Manjamin bahwa Kerjasama kemitraan, termasuk program
regional maupun nasional, bersifat inklusif dan dan dapat diakses oleh para
penyandang cacat
2.
Memfasilitasi dan mendukung pengembangan kapasitas
melalui pertukaran berbagai informasi, pengalaman,program-program pelatihan,
dan praktik yang mendukung ke profesionalan para penyandang cacat
3.
Memfasilitasi kerjasama dibidang penelitian dan akses
terhadap ilmu pengetahuan dan praktik lapangan. Apabila diperlukan, menyediakan
bantuan teknis dan biaya, termasuk memfasilitasi akses terhadap pertukaran
teknologi dan informasi melalui transfer teknologi informasi
4.
Pemerintah sesuai dengan sistem manajemen yang telah
dirancang, harus melaksanakan monitoring dan evaluasi. Sesuai dengan sistem dan
perundang-undangan, harus komitmen mempetahankan, memperkuat, merancang, atau
membentuk suatu kerangka kerja dengan mekanisme yang independen untuk
memajukan, melindungi dan memonitor pelaksanaan kegiatan (Implementasi kerangka
kerja yang telah dirancang).
5.
Masyarakat, terutama para penyandang cacat dan
organisasi-organisasi perwakilan mereka, harus dilibatkan dan berpartisipasi
penuh dalam berbagai kegiatan, termasuk melakukan monitoring dan evaluasi.
6.
Organisasi penyandang cacat (komite) perlu dibentuk dan
yang sudah ada perlu didukung, yang terdiri dari para akhli, anggota komite
berfungsi sesuai dengan kapasitas personal mereka, yang diakui kompetensi dan
pengalamannya dibidang profesinya. Pemerintah diundang untuk memberikan
pertimbangan.
7.
Pemerintah bekerjasama dengan organisasi penyandang
cacat dan membantu anggotanya dalam memenuhi mandat mereka.

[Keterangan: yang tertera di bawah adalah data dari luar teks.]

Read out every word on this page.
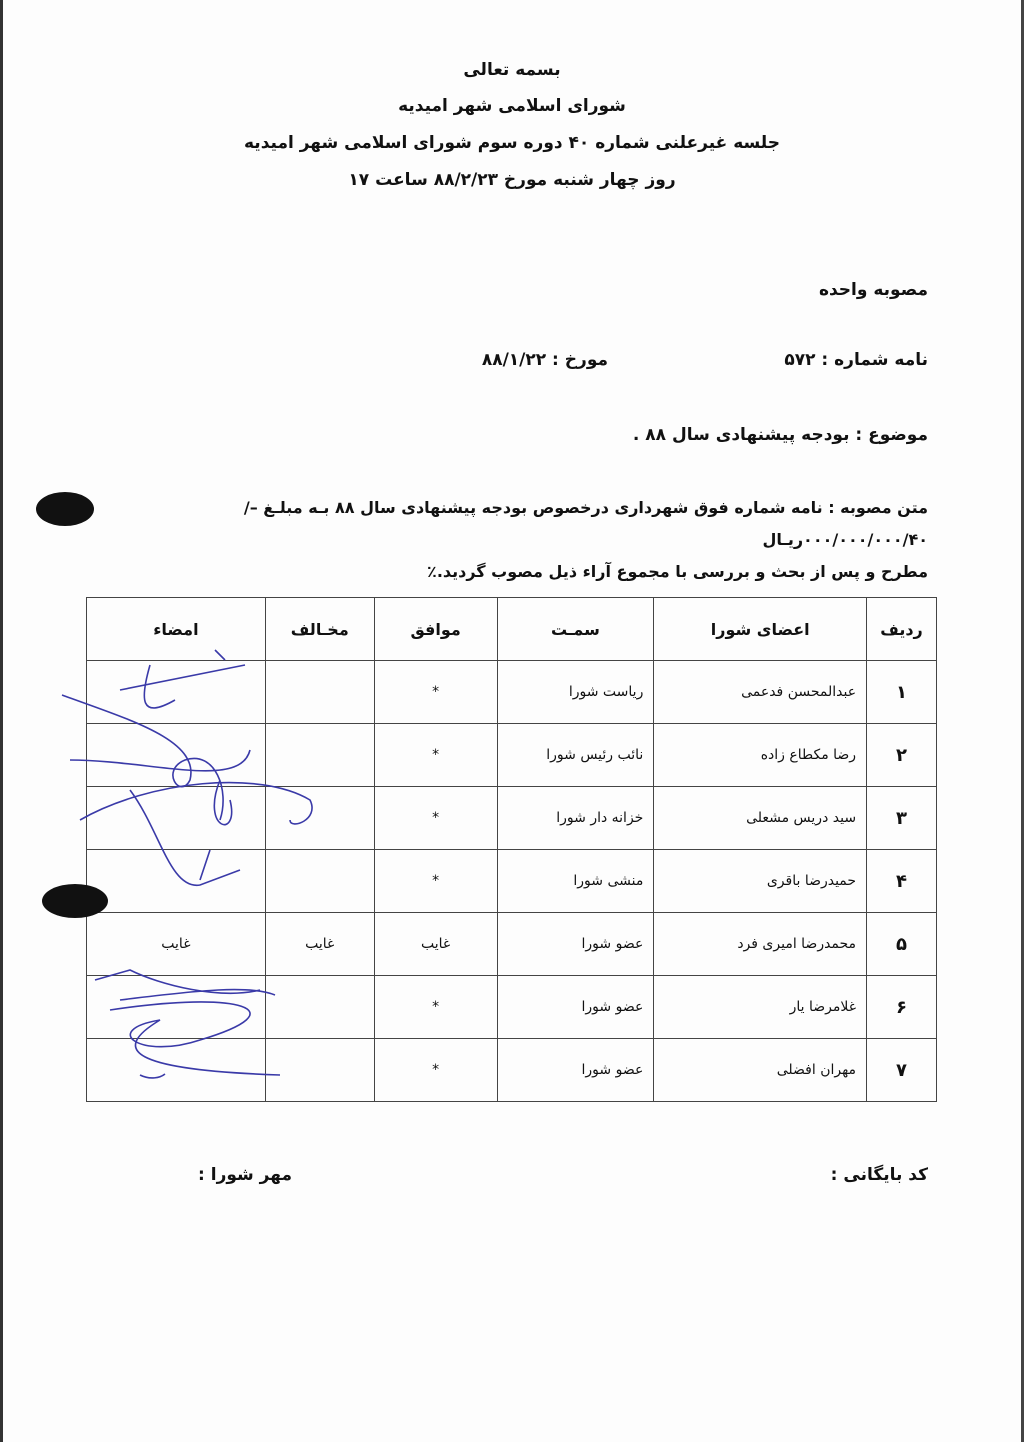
بسمه تعالی
شورای اسلامی شهر امیدیه
جلسه غیرعلنی شماره ۴۰ دوره سوم شورای اسلامی شهر امیدیه
روز چهار شنبه مورخ ۸۸/۲/۲۳ ساعت ۱۷
مصوبه واحده
نامه شماره : ۵۷۲
مورخ : ۸۸/۱/۲۲
موضوع : بودجه پیشنهادی سال ۸۸ .
متن مصوبه : نامه شماره فوق شهرداری درخصوص بودجه پیشنهادی سال ۸۸ بـه مبلـغ –/۰۰۰/۰۰۰/۰۰۰/۴۰ریـال
مطرح و پس از بحث و بررسی با مجموع آراء ذیل مصوب گردید.٪
ردیف	اعضای شورا	سمـت	موافق	مخـالف	امضاء
۱	عبدالمحسن فدعمی	ریاست شورا	*		
۲	رضا مکطاع زاده	نائب رئیس شورا	*		
۳	سید دریس مشعلی	خزانه دار شورا	*		
۴	حمیدرضا باقری	منشی شورا	*		
۵	محمدرضا امیری فرد	عضو شورا	غایب	غایب	غایب
۶	غلامرضا یار	عضو شورا	*		
۷	مهران افضلی	عضو شورا	*		
کد بایگانی :
مهر شورا :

B. Upaya yang dilakukan Pemerintah Kepada
Penderita Cacat
Upaya peningkatan kesejahteraan
sosial penyandang cacat berlandaskan Pancasila dan Undang-Undang Dasar 1945,
yang berasaskan keimanan dan ketaqwaan terhadap Tuhan Yang Maha Esa, manfaat, kekeluargaan,
adil dan merata, keseimbangan, keserasian dalam perikehidupan, hukum,
kemandirian, dan ilmu pengetahuan dan teknologi. Hal tersebut diselenggarakan
melalui pemberdayaan penyandang cacat yang bertujuan terwujudnya kemandirian
dan kesejahteraan. (UU. No 4 1997).
Pemerintah dan/atau masyarakat
menyelenggarakan upaya : Re-habilitasi yang diarahkan untuk memfungsikan
kembali dan mengembangkan kemampuan fisik, mental, dan sosial penyandang cacat
agar dapat melaksanakan fungsi sosialnya secara wajar dan bermartabat sesuai
dengan bakat, kemampuan, pendidikan dan pengalaman.
Pasal 19 Bab V mengamanatkan bahwa
Bantuan sosial diarahkan untuk membantu penyandang cacat agar dapat berusaha
meningkatkan taraf kesejahteraan sosoalnya. Adapun bantuan yang diberikan
(pasal 20) diberikan kepada: a. penyandang cacat yang tidak mampu, sudah
direhabilitasi, dan belum bekerja, b. penyandang cacat yang tidak mampu, belum
direhabilitasi, memiliki keterampilan, dan belum bekerja.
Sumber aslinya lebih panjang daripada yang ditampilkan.